The Ontario government will direct the Liquor Control Board of Ontario (LCBO), one of the biggest buyers of booze in the world, to pull Russian alcohol from its shelves in response to the country's invasion of Ukraine.

Ontario Finance Minister Peter Bethlenfalvy said in a statement posted to Twitter that the provincial government will direct the LCBO to withdraw all products produced in Russia from store shelves.

"Ontario joins Canada's allies in condemning the Russian government's act of aggression against the Ukrainian people," he said.

According to the LCBO website's product listings, the crown corporation sells seven spirits that are under the "Russia" category (including Russian Standard Vodka, Russian Standard Gold Vodka, Beluga Russian Luxury Vodka, Legend of Kremlin Vodka and Nemiroff Cranberry Brandy) and one beer (Baltika).

The decision came after the Ontario Liberals called on the LCBO to pull Russian alcohol from its shelves in response to the attack on Ukraine.

Ontario Liberal Leader Steven Del Duca wrote in a letter to LCBO chief executive George Soleas urging the crown corporation to halt commerce with Russia until it withdraws its troops from Ukraine.

"I urge you to remove all Russian-made products from your shelves until this Russian aggression ends," Del Duca wrote.

"The federal government has issued sanctions. Canadian businesses are cutting ties with Russian companies. It's time for Ontario to stand up to Russia and do more."

Ontario Premier Doug Ford confirmed earlier Friday afternoon that the government was considering a ban on Russian products at the LCBO.

"It wasn't the Liberals. We were discussing this yesterday with the Finance Minister," Ford said at a press conference on Friday.

"In saying that, it's a very, very small part... What's important is making sure we expedite the process to get as many people from Ukraine that have fled to other countries, predominantly Poland, to come here and make sure that they are welcome."

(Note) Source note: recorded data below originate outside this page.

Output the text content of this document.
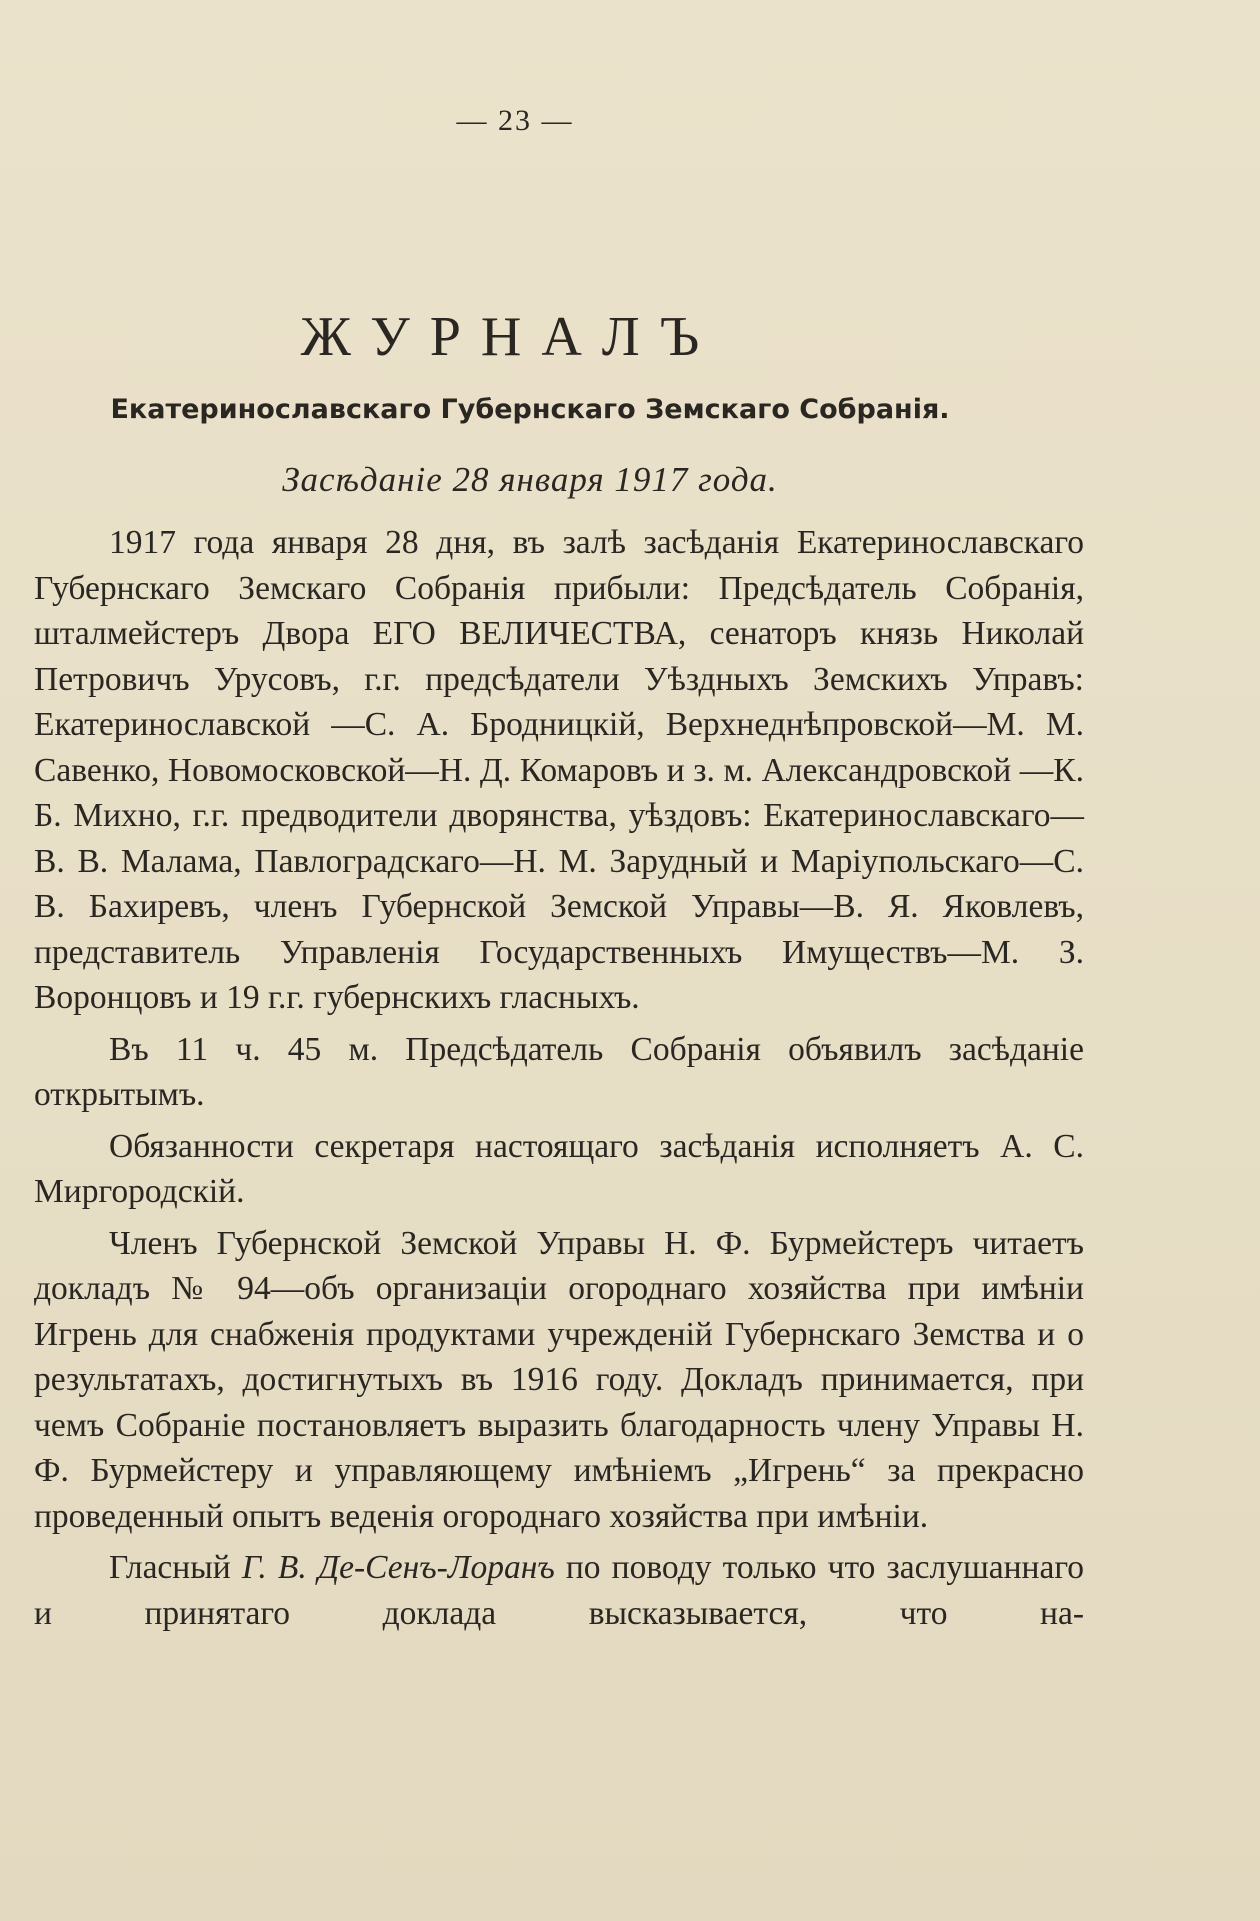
— 23 —
ЖУРНАЛЪ
Екатеринославскаго Губернскаго Земскаго Собранія.
Засѣданіе 28 января 1917 года.

1917 года января 28 дня, въ залѣ засѣданія Екатеринославскаго Губернскаго Земскаго Собранія прибыли: Предсѣдатель Собранія, шталмейстеръ Двора ЕГО ВЕЛИЧЕСТВА, сенаторъ князь Николай Петровичъ Урусовъ, г.г. предсѣдатели Уѣздныхъ Земскихъ Управъ: Екатеринославской —С. А. Бродницкій, Верхнеднѣпровской—М. М. Савенко, Новомосковской—Н. Д. Комаровъ и з. м. Александровской —К. Б. Михно, г.г. предводители дворянства, уѣздовъ: Екатеринославскаго—В. В. Малама, Павлоградскаго—Н. М. Зарудный и Маріупольскаго—С. В. Бахиревъ, членъ Губернской Земской Управы—В. Я. Яковлевъ, представитель Управленія Государственныхъ Имуществъ—М. З. Воронцовъ и 19 г.г. губернскихъ гласныхъ.

Въ 11 ч. 45 м. Предсѣдатель Собранія объявилъ засѣданіе открытымъ.

Обязанности секретаря настоящаго засѣданія исполняетъ А. С. Миргородскій.

Членъ Губернской Земской Управы Н. Ф. Бурмейстеръ читаетъ докладъ № 94—объ организаціи огороднаго хозяйства при имѣніи Игрень для снабженія продуктами учрежденій Губернскаго Земства и о результатахъ, достигнутыхъ въ 1916 году. Докладъ принимается, при чемъ Собраніе постановляетъ выразить благодарность члену Управы Н. Ф. Бурмейстеру и управляющему имѣніемъ „Игрень“ за прекрасно проведенный опытъ веденія огороднаго хозяйства при имѣніи.

Гласный Г. В. Де-Сенъ-Лоранъ по поводу только что заслушаннаго и принятаго доклада высказывается, что на-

The LCBO, which operates more than 660 retail stores across the province and sells alcohol from more than 80 countries, is one of the largest buyers of alcohol in the world. It reported $6.8 billion in sales in 2020, a 5.9 per cent increase from 2019, with imported spirits accounting for $1.4 billion of those sales. Net income in 2020 hit $2.4 billion, up 5.6 per cent from the previous year.

While the LCBO sells several Russian spirit brands, the country is not in the top 10 for spirit sales by value, according to the crown corporation's 2020 annual report.

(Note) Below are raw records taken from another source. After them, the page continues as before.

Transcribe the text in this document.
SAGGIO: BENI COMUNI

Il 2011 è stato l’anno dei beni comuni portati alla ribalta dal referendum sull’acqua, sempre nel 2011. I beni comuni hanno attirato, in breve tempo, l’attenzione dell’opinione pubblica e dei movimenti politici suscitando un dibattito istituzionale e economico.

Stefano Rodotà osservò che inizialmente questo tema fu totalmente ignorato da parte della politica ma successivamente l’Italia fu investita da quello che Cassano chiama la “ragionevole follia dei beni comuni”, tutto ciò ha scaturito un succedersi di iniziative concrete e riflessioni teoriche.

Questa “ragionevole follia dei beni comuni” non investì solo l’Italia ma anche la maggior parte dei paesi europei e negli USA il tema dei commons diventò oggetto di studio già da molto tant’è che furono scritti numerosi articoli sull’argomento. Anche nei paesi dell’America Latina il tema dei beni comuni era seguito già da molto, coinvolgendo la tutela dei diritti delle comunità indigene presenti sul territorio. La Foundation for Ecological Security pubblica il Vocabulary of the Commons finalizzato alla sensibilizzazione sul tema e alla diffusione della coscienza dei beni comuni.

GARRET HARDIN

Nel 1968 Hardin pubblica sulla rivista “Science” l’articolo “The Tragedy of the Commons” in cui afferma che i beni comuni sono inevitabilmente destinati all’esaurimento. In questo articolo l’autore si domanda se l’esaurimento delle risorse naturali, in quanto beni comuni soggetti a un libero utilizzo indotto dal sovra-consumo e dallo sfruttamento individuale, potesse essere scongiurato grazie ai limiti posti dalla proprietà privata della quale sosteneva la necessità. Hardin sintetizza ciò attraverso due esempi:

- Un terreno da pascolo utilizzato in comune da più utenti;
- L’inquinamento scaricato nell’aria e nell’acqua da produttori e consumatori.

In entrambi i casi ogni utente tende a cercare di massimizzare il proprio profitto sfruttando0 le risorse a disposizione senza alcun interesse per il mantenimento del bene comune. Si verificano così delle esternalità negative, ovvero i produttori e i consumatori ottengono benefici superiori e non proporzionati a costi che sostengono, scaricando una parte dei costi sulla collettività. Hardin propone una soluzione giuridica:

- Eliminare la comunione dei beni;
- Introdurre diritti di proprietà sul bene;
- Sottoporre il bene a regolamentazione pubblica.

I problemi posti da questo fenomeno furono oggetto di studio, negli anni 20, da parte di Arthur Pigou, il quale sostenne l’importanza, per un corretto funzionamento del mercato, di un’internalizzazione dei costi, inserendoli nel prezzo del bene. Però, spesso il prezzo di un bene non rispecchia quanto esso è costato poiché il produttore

The LCBO has not responded to a request for comment.

The Ontario Liberal Party is not alone in its call to pull Russian booze off liquor store shelves.

Paul St-Pierre Plamondon, the head of the Parti Quebecois, urged the Quebec provincial government's Société des alcools du Québec (SAQ) to boycott Russian products in response to the attacks on Ukraine.

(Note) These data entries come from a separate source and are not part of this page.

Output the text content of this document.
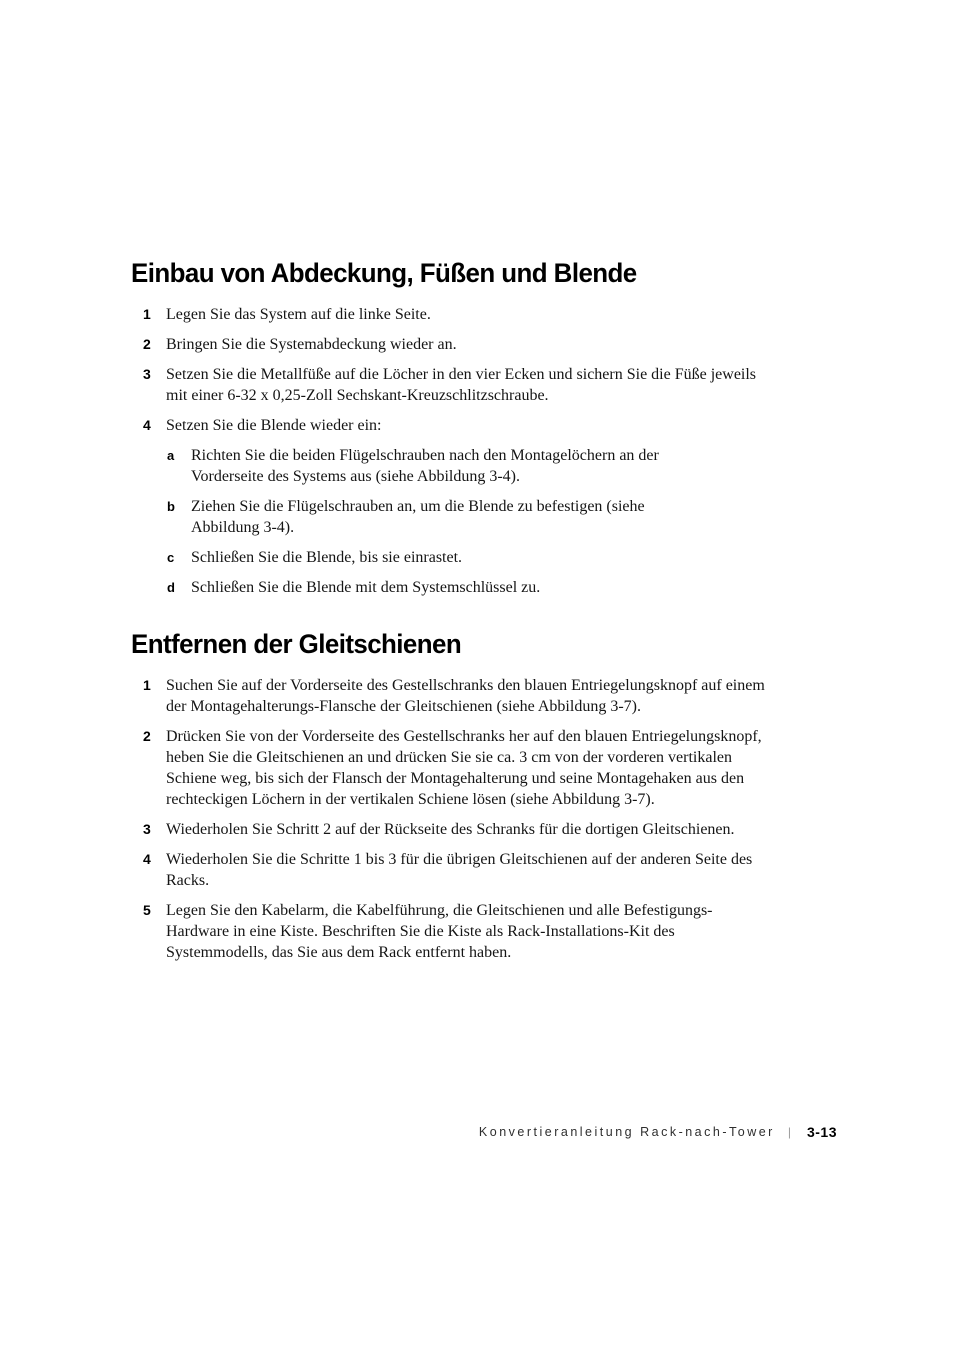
Einbau von Abdeckung, Füßen und Blende
1 Legen Sie das System auf die linke Seite.
2 Bringen Sie die Systemabdeckung wieder an.
3 Setzen Sie die Metallfüße auf die Löcher in den vier Ecken und sichern Sie die Füße jeweils mit einer 6-32 x 0,25-Zoll Sechskant-Kreuzschlitzschraube.
4 Setzen Sie die Blende wieder ein:
a	Richten Sie die beiden Flügelschrauben nach den Montagelöchern an der Vorderseite des Systems aus (siehe Abbildung 3-4).
b	Ziehen Sie die Flügelschrauben an, um die Blende zu befestigen (siehe Abbildung 3-4).
c	Schließen Sie die Blende, bis sie einrastet.
d	Schließen Sie die Blende mit dem Systemschlüssel zu.
Entfernen der Gleitschienen
1 Suchen Sie auf der Vorderseite des Gestellschranks den blauen Entriegelungsknopf auf einem der Montagehalterungs-Flansche der Gleitschienen (siehe Abbildung 3-7).
2 Drücken Sie von der Vorderseite des Gestellschranks her auf den blauen Entriegelungsknopf, heben Sie die Gleitschienen an und drücken Sie sie ca. 3 cm von der vorderen vertikalen Schiene weg, bis sich der Flansch der Montagehalterung und seine Montagehaken aus den rechteckigen Löchern in der vertikalen Schiene lösen (siehe Abbildung 3-7).
3 Wiederholen Sie Schritt 2 auf der Rückseite des Schranks für die dortigen Gleitschienen.
4 Wiederholen Sie die Schritte 1 bis 3 für die übrigen Gleitschienen auf der anderen Seite des Racks.
5 Legen Sie den Kabelarm, die Kabelführung, die Gleitschienen und alle Befestigungs-Hardware in eine Kiste. Beschriften Sie die Kiste als Rack-Installations-Kit des Systemmodells, das Sie aus dem Rack entfernt haben.
Konvertieranleitung Rack-nach-Tower | 3-13
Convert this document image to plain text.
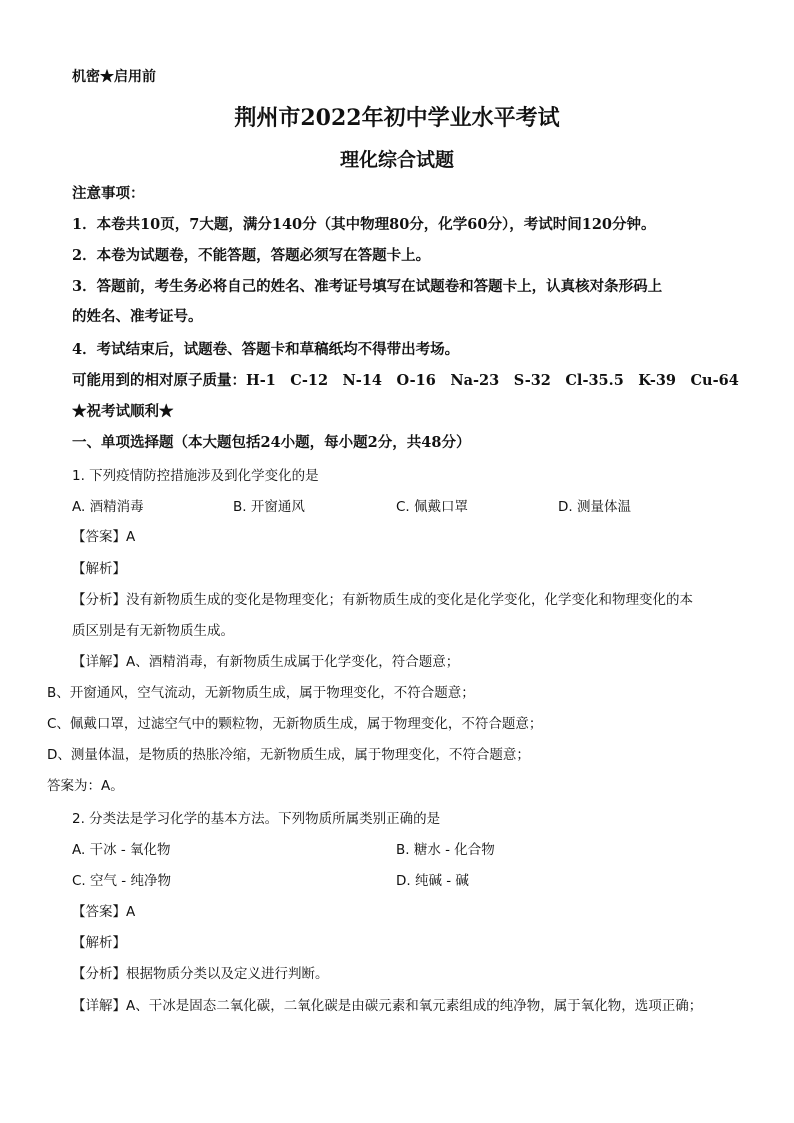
机密★启用前
荆州市2022年初中学业水平考试
理化综合试题
注意事项：
1．本卷共10页，7大题，满分140分（其中物理80分，化学60分），考试时间120分钟。
2．本卷为试题卷，不能答题，答题必须写在答题卡上。
3．答题前，考生务必将自己的姓名、准考证号填写在试题卷和答题卡上，认真核对条形码上
的姓名、准考证号。
4．考试结束后，试题卷、答题卡和草稿纸均不得带出考场。
可能用到的相对原子质量：H-1　C-12　N-14　O-16　Na-23　S-32　Cl-35.5　K-39　Cu-64
★祝考试顺利★
一、单项选择题（本大题包括24小题，每小题2分，共48分）
1. 下列疫情防控措施涉及到化学变化的是
A. 酒精消毒	B. 开窗通风	C. 佩戴口罩	D. 测量体温
【答案】A
【解析】
【分析】没有新物质生成的变化是物理变化；有新物质生成的变化是化学变化，化学变化和物理变化的本
质区别是有无新物质生成。
【详解】A、酒精消毒，有新物质生成属于化学变化，符合题意；
B、开窗通风，空气流动，无新物质生成，属于物理变化，不符合题意；
C、佩戴口罩，过滤空气中的颗粒物，无新物质生成，属于物理变化，不符合题意；
D、测量体温，是物质的热胀冷缩，无新物质生成，属于物理变化，不符合题意；
答案为：A。
2. 分类法是学习化学的基本方法。下列物质所属类别正确的是
A. 干冰 - 氧化物	B. 糖水 - 化合物
C. 空气 - 纯净物	D. 纯碱 - 碱
【答案】A
【解析】
【分析】根据物质分类以及定义进行判断。
【详解】A、干冰是固态二氧化碳，二氧化碳是由碳元素和氧元素组成的纯净物，属于氧化物，选项正确；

The Manitoba Liquor Mart, which operates 63 retail locations throughout the province, says on Twitter that it has pulled the only two products it sells that come from Russia, including Russian Standard Vodka and Baltika beer.

But it is unclear what impact a boycott would have on Russian producers.

In 2013, many bars in North America launched a boycott of Russian alcohol in response to the country's crackdown on the gay community. However, the boycott, which targeted Stolichnaya vodka, ended up impacting a Latvian distiller, according to a report from the Associated Press.

On Thursday, the federal government unveiled a new package of sanctions against Russia in response to its invasion of Ukraine. Ottawa says it will cancel all export permits to Russia, impacting $700 million worth of permits in a move that will hit the aerospace, technology and minerals sectors.